Plants on planet Earth were doing just fine before the Industrial Revolution (except for maybe trees in North America and Europe, which were decimated by man for fuel and building materials.) How they respond to enhanced CO2 is complicated, and hardly the unalloyed good deniers are trying to make it out to be.

(Obligatory snark: You'll notice there are no plants on Venus, where CO2 is 965,000 ppm.)

This 2010 article in Nature is a good summary of all the many factors. It concludes:
Current evidence suggests that that the concentrations of atmospheric CO2 predicted for the year 2100 will have major implications for plant physiology and growth. Under elevated CO2 most plant species show higher rates of photosynthesis, increased growth, decreased water use and lowered tissue concentrations of nitrogen and protein.

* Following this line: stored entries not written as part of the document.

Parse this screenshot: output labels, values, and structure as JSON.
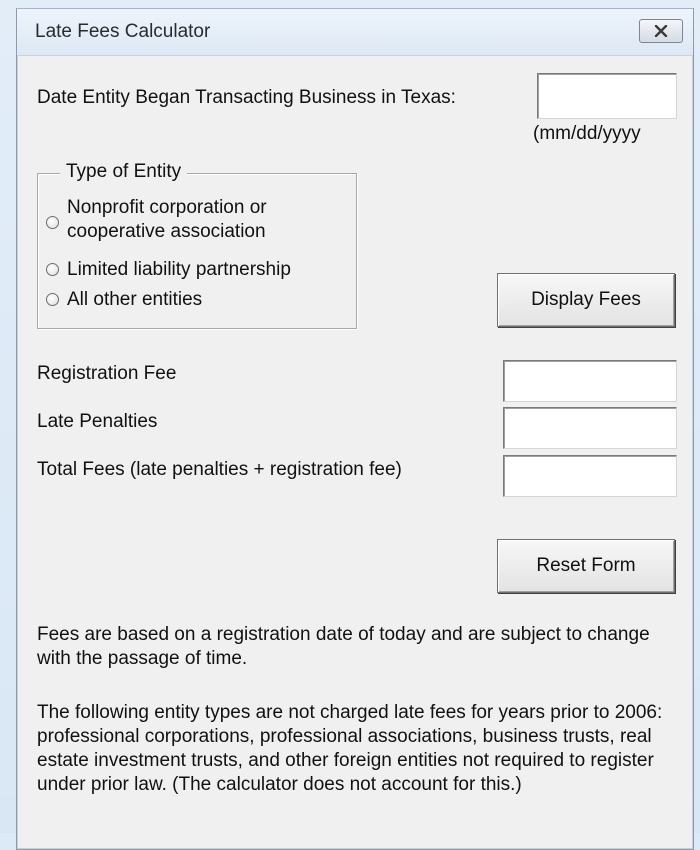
{
  "window": {
    "title": "Late Fees Calculator",
    "close_icon": "close-icon"
  },
  "form": {
    "date_label": "Date Entity Began Transacting Business in Texas:",
    "date_value": "",
    "date_format_hint": "(mm/dd/yyyy",
    "entity_group": {
      "legend": "Type of Entity",
      "options": [
        {
          "label_line1": "Nonprofit corporation or",
          "label_line2": "cooperative association",
          "selected": false
        },
        {
          "label_line1": "Limited liability partnership",
          "selected": false
        },
        {
          "label_line1": "All other entities",
          "selected": false
        }
      ]
    },
    "display_fees_button": "Display Fees",
    "registration_fee_label": "Registration Fee",
    "registration_fee_value": "",
    "late_penalties_label": "Late Penalties",
    "late_penalties_value": "",
    "total_fees_label": "Total Fees (late penalties + registration fee)",
    "total_fees_value": "",
    "reset_button": "Reset Form"
  },
  "notes": {
    "paragraph1": "Fees are based on a registration date of today and are subject to change with the passage of time.",
    "paragraph2": "The following entity types are not charged late fees for years prior to 2006: professional corporations, professional associations, business trusts, real estate investment trusts, and other foreign entities not required to register under prior law. (The calculator does not account for this.)"
  }
}
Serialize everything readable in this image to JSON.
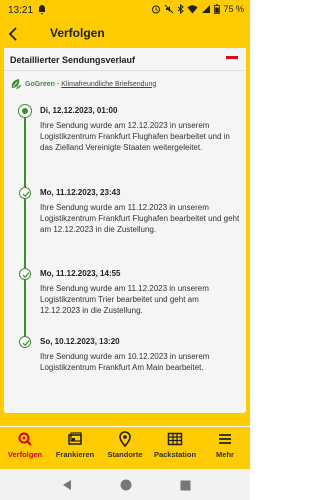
{
  "status_bar": {
    "time": "13:21",
    "battery": "75 %"
  },
  "header": {
    "title": "Verfolgen"
  },
  "card": {
    "title": "Detaillierter Sendungsverlauf",
    "gogreen_brand": "GoGreen",
    "gogreen_separator": "-",
    "gogreen_link": "Klimafreundliche Briefsendung"
  },
  "events": [
    {
      "date": "Di, 12.12.2023, 01:00",
      "text": "Ihre Sendung wurde am 12.12.2023 in unserem Logistikzentrum Frankfurt Flughafen bearbeitet und in das Zielland Vereinigte Staaten weitergeleitet.",
      "state": "current"
    },
    {
      "date": "Mo, 11.12.2023, 23:43",
      "text": "Ihre Sendung wurde am 11.12.2023 in unserem Logistikzentrum Frankfurt Flughafen bearbeitet und geht am 12.12.2023 in die Zustellung.",
      "state": "done"
    },
    {
      "date": "Mo, 11.12.2023, 14:55",
      "text": "Ihre Sendung wurde am 11.12.2023 in unserem Logistikzentrum Trier bearbeitet und geht am 12.12.2023 in die Zustellung.",
      "state": "done"
    },
    {
      "date": "So, 10.12.2023, 13:20",
      "text": "Ihre Sendung wurde am 10.12.2023 in unserem Logistikzentrum Frankfurt Am Main bearbeitet.",
      "state": "done"
    }
  ],
  "bottom_nav": {
    "items": [
      {
        "label": "Verfolgen",
        "icon": "search-icon",
        "active": true
      },
      {
        "label": "Frankieren",
        "icon": "stamp-icon",
        "active": false
      },
      {
        "label": "Standorte",
        "icon": "location-pin-icon",
        "active": false
      },
      {
        "label": "Packstation",
        "icon": "packstation-icon",
        "active": false
      },
      {
        "label": "Mehr",
        "icon": "menu-icon",
        "active": false
      }
    ]
  },
  "colors": {
    "brand_yellow": "#fecc00",
    "brand_red": "#d40511",
    "green": "#3d8b38"
  }
}
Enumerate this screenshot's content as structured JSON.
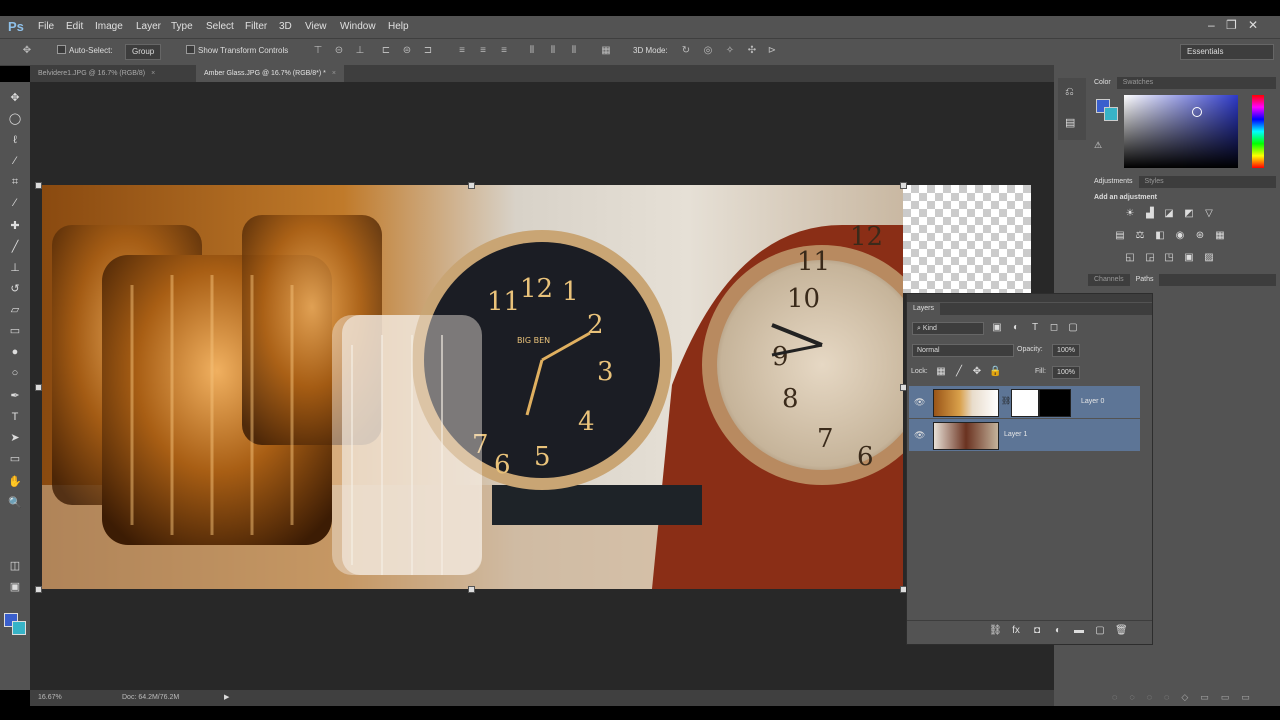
{
  "app": {
    "logo": "Ps"
  },
  "menu": {
    "items": [
      "File",
      "Edit",
      "Image",
      "Layer",
      "Type",
      "Select",
      "Filter",
      "3D",
      "View",
      "Window",
      "Help"
    ]
  },
  "window_controls": [
    "–",
    "❐",
    "✕"
  ],
  "options": {
    "auto_select_label": "Auto-Select:",
    "auto_select_value": "Group",
    "transform_label": "Show Transform Controls",
    "mode3d_label": "3D Mode:",
    "workspace": "Essentials"
  },
  "tabs": [
    {
      "label": "Belvidere1.JPG @ 16.7% (RGB/8)"
    },
    {
      "label": "Amber Glass.JPG @ 16.7% (RGB/8*) *"
    }
  ],
  "status": {
    "zoom": "16.67%",
    "doc": "Doc: 64.2M/76.2M"
  },
  "color_panel": {
    "tabs": [
      "Color",
      "Swatches"
    ],
    "fg": "#3a5fcd",
    "bg": "#37b3c7"
  },
  "adjustments_panel": {
    "tabs": [
      "Adjustments",
      "Styles"
    ],
    "heading": "Add an adjustment"
  },
  "channels_panel": {
    "tabs": [
      "Channels",
      "Paths"
    ]
  },
  "layers_panel": {
    "title": "Layers",
    "filter_kind": "Kind",
    "blend_mode": "Normal",
    "opacity_label": "Opacity:",
    "opacity_value": "100%",
    "lock_label": "Lock:",
    "fill_label": "Fill:",
    "fill_value": "100%",
    "layers": [
      {
        "name": "Layer 0",
        "has_mask": true
      },
      {
        "name": "Layer 1",
        "has_mask": false
      }
    ]
  }
}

Rising CO2 over the next century is likely to affect both agricultural production and food quality. The effects of elevated CO2 are not uniform; some species, particularly those that utilize the C4 variant of photosynthesis, show less of a response to elevated CO2 than do other types of plants. Rising CO2 is therefore likely to have complex effects on the growth and composition of natural plant communities.


Dano said...

IIRC there is less nutrition in graminaceous crops as well and have commented about that before, but can't find papers at this moment.



Frank1123581321 said...

The big picture is that about half of the fossil fuel we have burn has disappeared into sinks. About half of the sinks are on land and presumably most terrestrial sinks are photosynthesis (minus respiration). (Please correct me, if this is incorrect.). Without greening, we might be at 450 ppm by now. That is a good thing today, but may not help in the distant future.

More plants don't imply less soil moisture. Plants only grow where there is adequate moisture. Stimulating growth with more CO2 certainly can deplete other limiting resources (H2O, N, P, K). That's nothing new; we irrigate and fertilize. Someday our crops may fix their own nitrogen, like clover.

Less nitrogen in our food probably won't hurt anyone. Our kidneys work hard getting rid of excess nitrogen. Regulatory mechanisms shut down protein synthesis and cell division when any amino acid is absent, so our grains aren't going to lose all of their protein. Genetic engineering or breeding will make crops more nutritious. High lysine corn for example.

Listen to the opening of the TED talk from the author of The Rational Optimist about the disasters that did NOT occur in his lifetime. Minimize fearmongering. For most of the world, the worst thing that might happen is missing out on the development affluent societies achieved (with the help of cheap fossil fuels).